Sunday, September 18, 2011

Queen of the World

This is my obligatory Titanic "Queen of the world" pose on the houseboat on Lake Powell.  Ten days of vacation - including weekends, did my soul good!  I didn't have a hope of connecting to a cell or data connection if I wanted to for seven of those days, which at first induced severe panic, knowing that there really is no one at work who can do what I do, and understanding that I'm already behind on PhD work - all 3 classes of them - this semester.  But it turns out, a bloody mary at 7 a.m. will melt the panic away.  And I'm sure that tomorrow morning without a bloody mary or Bailey's in my coffee will jolt me back to reality faster than a lightening bolt to the lake. 

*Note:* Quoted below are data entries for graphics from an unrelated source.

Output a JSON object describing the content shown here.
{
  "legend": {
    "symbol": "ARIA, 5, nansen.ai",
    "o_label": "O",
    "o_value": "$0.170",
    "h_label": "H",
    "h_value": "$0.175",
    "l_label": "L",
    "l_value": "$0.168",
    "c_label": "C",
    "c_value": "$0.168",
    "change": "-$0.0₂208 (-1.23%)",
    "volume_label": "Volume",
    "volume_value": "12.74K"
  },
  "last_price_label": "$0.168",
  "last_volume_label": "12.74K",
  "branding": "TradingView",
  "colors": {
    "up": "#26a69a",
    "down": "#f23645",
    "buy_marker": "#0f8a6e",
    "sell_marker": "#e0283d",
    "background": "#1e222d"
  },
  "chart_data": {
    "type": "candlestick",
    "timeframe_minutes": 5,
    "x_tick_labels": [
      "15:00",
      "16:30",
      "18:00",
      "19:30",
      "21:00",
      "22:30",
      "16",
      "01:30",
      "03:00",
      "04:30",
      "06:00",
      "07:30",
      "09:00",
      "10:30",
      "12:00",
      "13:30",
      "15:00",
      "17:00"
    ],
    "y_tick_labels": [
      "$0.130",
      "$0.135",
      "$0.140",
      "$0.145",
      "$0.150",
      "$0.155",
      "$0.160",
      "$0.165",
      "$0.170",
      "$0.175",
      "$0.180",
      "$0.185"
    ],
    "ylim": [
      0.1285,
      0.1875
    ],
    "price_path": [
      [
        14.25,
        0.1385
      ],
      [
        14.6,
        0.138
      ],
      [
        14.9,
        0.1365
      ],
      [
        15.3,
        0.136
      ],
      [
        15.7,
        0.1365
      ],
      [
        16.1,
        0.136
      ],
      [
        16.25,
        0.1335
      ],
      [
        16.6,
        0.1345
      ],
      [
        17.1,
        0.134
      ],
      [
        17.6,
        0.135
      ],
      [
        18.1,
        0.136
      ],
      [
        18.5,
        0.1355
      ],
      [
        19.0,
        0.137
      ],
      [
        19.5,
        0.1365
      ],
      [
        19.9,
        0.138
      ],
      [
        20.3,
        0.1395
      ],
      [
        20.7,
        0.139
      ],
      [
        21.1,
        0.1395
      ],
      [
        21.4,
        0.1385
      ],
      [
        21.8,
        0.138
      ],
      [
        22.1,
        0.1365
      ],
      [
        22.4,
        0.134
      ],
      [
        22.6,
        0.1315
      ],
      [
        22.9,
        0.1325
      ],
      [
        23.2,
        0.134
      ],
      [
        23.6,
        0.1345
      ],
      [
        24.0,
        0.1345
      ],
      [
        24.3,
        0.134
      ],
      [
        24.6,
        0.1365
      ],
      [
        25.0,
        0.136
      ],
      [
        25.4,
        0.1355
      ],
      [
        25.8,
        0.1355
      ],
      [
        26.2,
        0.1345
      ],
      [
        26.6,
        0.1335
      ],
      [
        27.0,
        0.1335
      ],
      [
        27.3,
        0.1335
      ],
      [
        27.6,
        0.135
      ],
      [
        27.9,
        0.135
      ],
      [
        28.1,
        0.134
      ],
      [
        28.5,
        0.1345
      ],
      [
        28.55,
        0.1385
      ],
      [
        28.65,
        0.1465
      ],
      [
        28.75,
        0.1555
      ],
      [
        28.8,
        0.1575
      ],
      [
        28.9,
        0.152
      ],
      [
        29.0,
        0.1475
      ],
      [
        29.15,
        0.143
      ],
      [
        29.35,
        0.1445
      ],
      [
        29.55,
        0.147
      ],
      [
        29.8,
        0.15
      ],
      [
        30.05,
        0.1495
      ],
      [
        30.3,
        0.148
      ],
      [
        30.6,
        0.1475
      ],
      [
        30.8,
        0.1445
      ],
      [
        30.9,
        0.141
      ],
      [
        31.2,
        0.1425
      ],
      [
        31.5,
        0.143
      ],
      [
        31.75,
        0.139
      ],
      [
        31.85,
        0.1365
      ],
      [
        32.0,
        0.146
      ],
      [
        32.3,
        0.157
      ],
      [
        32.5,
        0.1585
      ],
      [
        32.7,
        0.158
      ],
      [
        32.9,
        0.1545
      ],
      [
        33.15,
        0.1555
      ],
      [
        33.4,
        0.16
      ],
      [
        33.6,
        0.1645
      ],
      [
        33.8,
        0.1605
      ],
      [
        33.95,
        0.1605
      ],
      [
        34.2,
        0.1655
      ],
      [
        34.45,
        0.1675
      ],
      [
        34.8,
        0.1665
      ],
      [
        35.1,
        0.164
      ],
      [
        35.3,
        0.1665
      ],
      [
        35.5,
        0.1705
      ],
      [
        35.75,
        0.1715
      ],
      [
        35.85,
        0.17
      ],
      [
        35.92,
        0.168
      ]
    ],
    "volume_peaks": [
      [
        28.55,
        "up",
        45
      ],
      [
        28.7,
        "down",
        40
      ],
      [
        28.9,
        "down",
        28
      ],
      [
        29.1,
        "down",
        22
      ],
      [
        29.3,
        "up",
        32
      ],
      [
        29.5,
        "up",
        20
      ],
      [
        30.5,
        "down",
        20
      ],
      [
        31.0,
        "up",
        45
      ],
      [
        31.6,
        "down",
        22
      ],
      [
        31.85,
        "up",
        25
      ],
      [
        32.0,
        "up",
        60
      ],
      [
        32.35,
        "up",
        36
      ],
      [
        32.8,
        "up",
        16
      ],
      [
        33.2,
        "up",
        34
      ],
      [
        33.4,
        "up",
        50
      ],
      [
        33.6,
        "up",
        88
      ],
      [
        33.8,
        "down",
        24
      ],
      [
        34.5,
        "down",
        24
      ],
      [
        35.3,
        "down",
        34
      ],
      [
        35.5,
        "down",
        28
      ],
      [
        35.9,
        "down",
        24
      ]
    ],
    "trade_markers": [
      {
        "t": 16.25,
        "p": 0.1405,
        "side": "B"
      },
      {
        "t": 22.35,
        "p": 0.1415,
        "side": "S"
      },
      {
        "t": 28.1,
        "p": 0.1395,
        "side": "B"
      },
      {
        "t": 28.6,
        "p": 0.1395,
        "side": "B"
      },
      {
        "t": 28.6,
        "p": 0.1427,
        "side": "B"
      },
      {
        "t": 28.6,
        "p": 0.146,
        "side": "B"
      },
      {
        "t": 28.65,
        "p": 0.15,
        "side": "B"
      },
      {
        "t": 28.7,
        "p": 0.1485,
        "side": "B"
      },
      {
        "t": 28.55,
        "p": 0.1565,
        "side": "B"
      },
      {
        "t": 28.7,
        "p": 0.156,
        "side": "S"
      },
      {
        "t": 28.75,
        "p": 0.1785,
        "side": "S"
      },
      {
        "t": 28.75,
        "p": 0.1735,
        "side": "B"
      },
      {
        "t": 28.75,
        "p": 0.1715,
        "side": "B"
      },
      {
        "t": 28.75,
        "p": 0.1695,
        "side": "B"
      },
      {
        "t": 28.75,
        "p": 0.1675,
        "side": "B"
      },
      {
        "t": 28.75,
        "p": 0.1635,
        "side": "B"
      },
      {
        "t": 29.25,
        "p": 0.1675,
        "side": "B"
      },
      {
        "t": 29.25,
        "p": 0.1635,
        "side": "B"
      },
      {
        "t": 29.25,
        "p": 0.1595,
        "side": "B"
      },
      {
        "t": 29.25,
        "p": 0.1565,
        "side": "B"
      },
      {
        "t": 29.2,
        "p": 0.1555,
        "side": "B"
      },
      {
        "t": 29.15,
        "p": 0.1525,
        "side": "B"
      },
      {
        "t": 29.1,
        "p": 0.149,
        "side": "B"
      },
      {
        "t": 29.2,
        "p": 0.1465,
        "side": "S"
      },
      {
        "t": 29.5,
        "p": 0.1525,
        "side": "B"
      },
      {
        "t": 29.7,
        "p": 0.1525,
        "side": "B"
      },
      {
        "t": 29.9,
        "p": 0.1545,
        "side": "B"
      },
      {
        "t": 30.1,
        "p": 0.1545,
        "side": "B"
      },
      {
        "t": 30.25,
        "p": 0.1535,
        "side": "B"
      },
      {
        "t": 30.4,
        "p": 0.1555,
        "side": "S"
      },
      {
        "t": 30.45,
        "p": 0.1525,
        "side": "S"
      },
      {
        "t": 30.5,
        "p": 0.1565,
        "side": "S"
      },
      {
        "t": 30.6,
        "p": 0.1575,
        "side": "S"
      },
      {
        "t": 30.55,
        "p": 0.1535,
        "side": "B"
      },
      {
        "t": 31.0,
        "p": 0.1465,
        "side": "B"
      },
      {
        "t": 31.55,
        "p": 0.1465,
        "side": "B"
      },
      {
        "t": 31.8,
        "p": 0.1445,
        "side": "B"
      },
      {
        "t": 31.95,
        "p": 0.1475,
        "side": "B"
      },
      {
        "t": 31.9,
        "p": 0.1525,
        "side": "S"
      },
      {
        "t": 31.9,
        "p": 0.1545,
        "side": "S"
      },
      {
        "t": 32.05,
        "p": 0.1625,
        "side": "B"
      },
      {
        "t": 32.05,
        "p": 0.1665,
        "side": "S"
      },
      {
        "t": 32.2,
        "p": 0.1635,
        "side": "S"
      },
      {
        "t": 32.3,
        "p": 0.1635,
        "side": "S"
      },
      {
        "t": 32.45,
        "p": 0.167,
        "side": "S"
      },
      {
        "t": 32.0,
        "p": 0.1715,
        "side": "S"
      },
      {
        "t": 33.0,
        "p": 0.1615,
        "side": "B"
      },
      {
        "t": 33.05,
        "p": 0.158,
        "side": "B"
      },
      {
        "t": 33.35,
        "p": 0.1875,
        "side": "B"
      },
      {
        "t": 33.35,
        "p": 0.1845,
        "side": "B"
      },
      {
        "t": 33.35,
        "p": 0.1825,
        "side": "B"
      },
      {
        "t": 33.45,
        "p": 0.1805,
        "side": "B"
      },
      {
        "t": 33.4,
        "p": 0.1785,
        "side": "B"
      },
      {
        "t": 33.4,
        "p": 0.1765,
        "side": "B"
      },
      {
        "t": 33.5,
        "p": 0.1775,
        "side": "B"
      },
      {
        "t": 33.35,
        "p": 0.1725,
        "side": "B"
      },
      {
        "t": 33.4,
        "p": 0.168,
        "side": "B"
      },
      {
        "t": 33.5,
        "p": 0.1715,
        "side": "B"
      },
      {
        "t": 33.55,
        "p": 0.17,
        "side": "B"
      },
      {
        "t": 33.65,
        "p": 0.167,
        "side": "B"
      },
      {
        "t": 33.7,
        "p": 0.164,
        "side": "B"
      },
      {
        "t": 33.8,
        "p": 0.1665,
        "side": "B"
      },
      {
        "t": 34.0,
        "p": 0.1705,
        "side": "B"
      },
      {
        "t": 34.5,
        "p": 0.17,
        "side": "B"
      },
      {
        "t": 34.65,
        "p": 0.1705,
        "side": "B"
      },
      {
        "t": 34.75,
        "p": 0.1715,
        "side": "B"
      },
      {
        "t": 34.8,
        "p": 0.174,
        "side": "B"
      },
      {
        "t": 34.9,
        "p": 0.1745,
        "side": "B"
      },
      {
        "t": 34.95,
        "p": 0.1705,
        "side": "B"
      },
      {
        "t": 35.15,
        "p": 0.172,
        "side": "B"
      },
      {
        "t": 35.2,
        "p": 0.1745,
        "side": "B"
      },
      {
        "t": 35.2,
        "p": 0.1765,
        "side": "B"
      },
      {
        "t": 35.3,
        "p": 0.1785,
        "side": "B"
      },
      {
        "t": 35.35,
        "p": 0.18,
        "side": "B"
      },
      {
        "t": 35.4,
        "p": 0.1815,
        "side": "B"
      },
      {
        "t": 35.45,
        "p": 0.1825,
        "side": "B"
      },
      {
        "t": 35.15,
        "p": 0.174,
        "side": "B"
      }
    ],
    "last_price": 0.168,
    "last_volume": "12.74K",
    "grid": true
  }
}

I had to take a 2 hour trek to Wal-Mart, a place I abhor and avoid like I do any other disease, and realized how little food is in our food today (and the politics of Wal-Mart and the dismissal of the class-action law suit about sexual harassment make me adverse to patronize any sort of place bad for women).  I tried to do my best to get produce and meat, but I had an uneasy week, even cooking the food, because I knew it was so bad for us.  My digestive tract was not happy with me, let's leave it at that.  My dear husband, who is used to my cooking with organic and hormone/antibiotic-free food, agreed that he wasn't feeling as great either.  But we survived, several fifths of SKYY, a few cases of beer, and some bloody marys along the way.  I didn't preach my food politics, but be certain that I knelt before the Whole Foods deity at Park City on our way home.  Found tomatoes and cucumbers and basil grown in my own back yard, well, maybe 120 miles from me in Wyoming, a much harsher climate than my locale.  I think this week is our last farmer's market in town, not that I really have time to can more tomatoes, but I will make the time.  It's worth it.  I've spent a lot on food this summer, but it will last me most of winter.  That's a long time to avoid our local grocery store, full of food that isn't really food. 

I am so far behind in my PhD classes, I am hoping only for B's this semester.  Three classes is too many, especially when two of the professors are wholly unresponsive to me.  But, I'll get through it.  Just like I do everything else.  I am my own queen of the world!